O secretário regional da Saúde dos Açores assinou hoje protocolos de meio milhão de euros para o combate à toxicodependência e anunciou mais 100 mil para novos programas de prevenção, prometendo "uma mudança de paradigma" no financiamento desta área.

"Hoje é dado um passo para redefinir as estratégias e também uma alteração clara do paradigma de financiamento por parte do Governo nas parcerias na área da saúde e da área da segurança social, já que o investimento passa a ser feito directamente por utente num conjunto agregado de serviços", disse Luís Cabral.

o titular pela pasta da Saúde nos Açores falava na assinatura de protocolos de cooperação com a Associação Regional de Reabilitação e Integração Sociocultural dos Açores – ARRISCA, no montante de meio milhão de euros para o combate às toxicodependências.

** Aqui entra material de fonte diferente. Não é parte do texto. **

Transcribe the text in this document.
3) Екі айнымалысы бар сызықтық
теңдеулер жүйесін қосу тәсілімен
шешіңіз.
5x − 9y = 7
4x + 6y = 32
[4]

À margem da assinatura dos protocolos, disse ainda aos jornalistas que vai ser lançado "em breve” um programa, "em parceria com as escolas, para evitar a exposição dos mais jovens ao fumo do tabaco".

Luís Cabral disse que o protocolo hoje assinado "altera um pouco o paradigma dos habituais financiamentos" dentro desta área, salientando que o executivo açoriano vai apostar numa distribuição das verbas disponíveis por investimento por utente.

"Ou seja, o acordo hoje reflecte um investimento previsível por utente para financiar o seu tratamento conjunto", disse, explicando que o tratamento de cada utente "tem um preço variável" consoante seja presencial na sede da instituição ou nas unidades móveis.

Para o secretário regional da Saúde, o investimento "não pode passar apenas por programas de prevenção" e disse que o Governo Regional "está a investir cada vez mais nos programas que dão garantia de retorno e com impacto na população".

Luís Cabral salientou ainda que o Governo açoriano pretende também "colaborar mais com as entidades nacionais e internacionais" que têm programas desenvolvidos nesta área.

"Não vale a pena estarmos aqui nos Açores a desenvolver programas autónomos quando já existem programas nacionais e internacionais bem desenhados e com resultados", frisou.

A presidente da direcção da ARRISCA, Suzete Frias, disse que associação vai aplicar o montante em "programas livres de drogas e no programa de manutenção por substituição opiácea".

De acordo com Suzete Frias, o número de utentes assistidos "tem vindo a aumentar", mas isso "não significa que o fenómeno esteja a piorar".

Segundo indicou, a associação terminou 2013 com 1.435 utentes, número que já está perto de atingir este ano, "incluindo doentes que transitaram para este ano e novas entradas".

Suzete Frias adiantou que 2014 "vai ser um ano centrado em estratégias que não tragam custo", salientando a aposta em parcerias com os recursos comunitários que "possam trazer de algum modo algum alívio da sobrecarga sem diminuir a qualidade no atendimento".

A responsável frisou que a instituição não se limita só a fazer consultas e a dar medicação, mas "dá competências aos doentes para que depois se possam integrar na sociedade e até no mercado de trabalho" e trabalha também com as famílias.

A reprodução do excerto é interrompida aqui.